Valproate Neuroprotection Study

Legacy Study: Closed for Enrollment

The Valproate Neuroprotection Study is a Randomized, Double-Blind Placebo-Controlled Trial of Valproate to Attenuate the Progression of Alzheimer’s Disease.

Project Director

Pierre Tariot, M.D.

Background and Significance

This study represents a novel clinical trial strategy designed to assess both prospective “prophylactic” therapy for psychopathology in Alzheimer’s Disease (AD) and also to assess an approach that may alter several aspects of the pathophysiology of AD, thereby perhaps resulting in the alteration of clinical progression of illness. Interpretation of these results will be supported by the study of relevant biomarkers and imaging data.

Primary Objective

To determine whether chronic valproate therapy delays the emergence of agitation and/or psychosis in outpatients with probable Alzheimer’s disease (AD) who have not experienced agitation and psychosis in their illness.

Secondary Objectives

The chief secondary aim is to determine whether chronic valproate therapy for up to two years delays the progression of cognitive and functional measures of illness.

Study Design

This is a randomized, double-blind, placebo-controlled, parallel design study of valproate at a target dose of approximately 10-12 mg/kg per day in outpatients with probable AD, treated for 24 months followed by a two month washout.

Study Size

Approximately 300 participants were enrolled from 25-35 centers throughout the U.S.

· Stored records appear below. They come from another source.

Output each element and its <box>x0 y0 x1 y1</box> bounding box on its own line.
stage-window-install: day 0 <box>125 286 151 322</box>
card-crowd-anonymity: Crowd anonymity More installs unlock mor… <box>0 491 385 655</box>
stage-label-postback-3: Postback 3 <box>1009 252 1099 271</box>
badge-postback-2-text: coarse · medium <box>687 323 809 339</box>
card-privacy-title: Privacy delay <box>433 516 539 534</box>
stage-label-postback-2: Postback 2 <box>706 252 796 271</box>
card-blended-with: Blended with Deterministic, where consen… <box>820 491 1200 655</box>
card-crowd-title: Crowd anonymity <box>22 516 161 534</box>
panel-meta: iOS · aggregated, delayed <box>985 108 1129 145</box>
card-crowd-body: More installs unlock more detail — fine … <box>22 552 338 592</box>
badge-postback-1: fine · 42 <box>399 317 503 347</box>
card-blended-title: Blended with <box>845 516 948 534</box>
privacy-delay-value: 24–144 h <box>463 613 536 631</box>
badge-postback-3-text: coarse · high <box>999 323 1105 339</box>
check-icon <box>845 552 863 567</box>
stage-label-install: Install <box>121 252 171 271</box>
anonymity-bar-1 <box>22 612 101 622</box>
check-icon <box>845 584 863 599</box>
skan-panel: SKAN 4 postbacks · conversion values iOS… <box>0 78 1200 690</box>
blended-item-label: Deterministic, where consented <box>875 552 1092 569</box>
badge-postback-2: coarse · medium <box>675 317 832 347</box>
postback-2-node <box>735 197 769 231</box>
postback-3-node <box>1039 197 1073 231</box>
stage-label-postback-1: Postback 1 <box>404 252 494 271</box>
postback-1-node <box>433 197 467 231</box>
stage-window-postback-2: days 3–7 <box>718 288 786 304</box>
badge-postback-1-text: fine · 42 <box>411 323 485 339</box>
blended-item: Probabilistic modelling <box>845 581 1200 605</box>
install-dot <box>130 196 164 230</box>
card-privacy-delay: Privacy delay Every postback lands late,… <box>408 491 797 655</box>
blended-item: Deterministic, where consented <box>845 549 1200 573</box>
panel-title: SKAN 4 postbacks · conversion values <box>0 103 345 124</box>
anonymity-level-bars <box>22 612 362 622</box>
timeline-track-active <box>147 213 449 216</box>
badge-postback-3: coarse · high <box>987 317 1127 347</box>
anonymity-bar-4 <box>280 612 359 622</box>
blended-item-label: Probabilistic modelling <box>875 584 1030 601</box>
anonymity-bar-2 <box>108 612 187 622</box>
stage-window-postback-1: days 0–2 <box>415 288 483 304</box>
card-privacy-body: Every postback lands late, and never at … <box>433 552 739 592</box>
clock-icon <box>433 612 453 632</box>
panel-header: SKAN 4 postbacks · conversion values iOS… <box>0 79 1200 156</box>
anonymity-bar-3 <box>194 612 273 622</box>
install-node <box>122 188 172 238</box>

How Subjects Were Selected

Men and women with a diagnosis of probable AD age 55 years or older, weighing at least 40 kg, residing in the community at baseline. Additionally, patients had a Mini Mental State Exam (MMSE) score of 12-20 inclusive who had not experienced agitation or psychosis since the onset of their illness and who did not require treatment with psychotropic medications with the exception of antidepressants used only for the treatment of depressive symptoms and limited use of sedatives for sleep.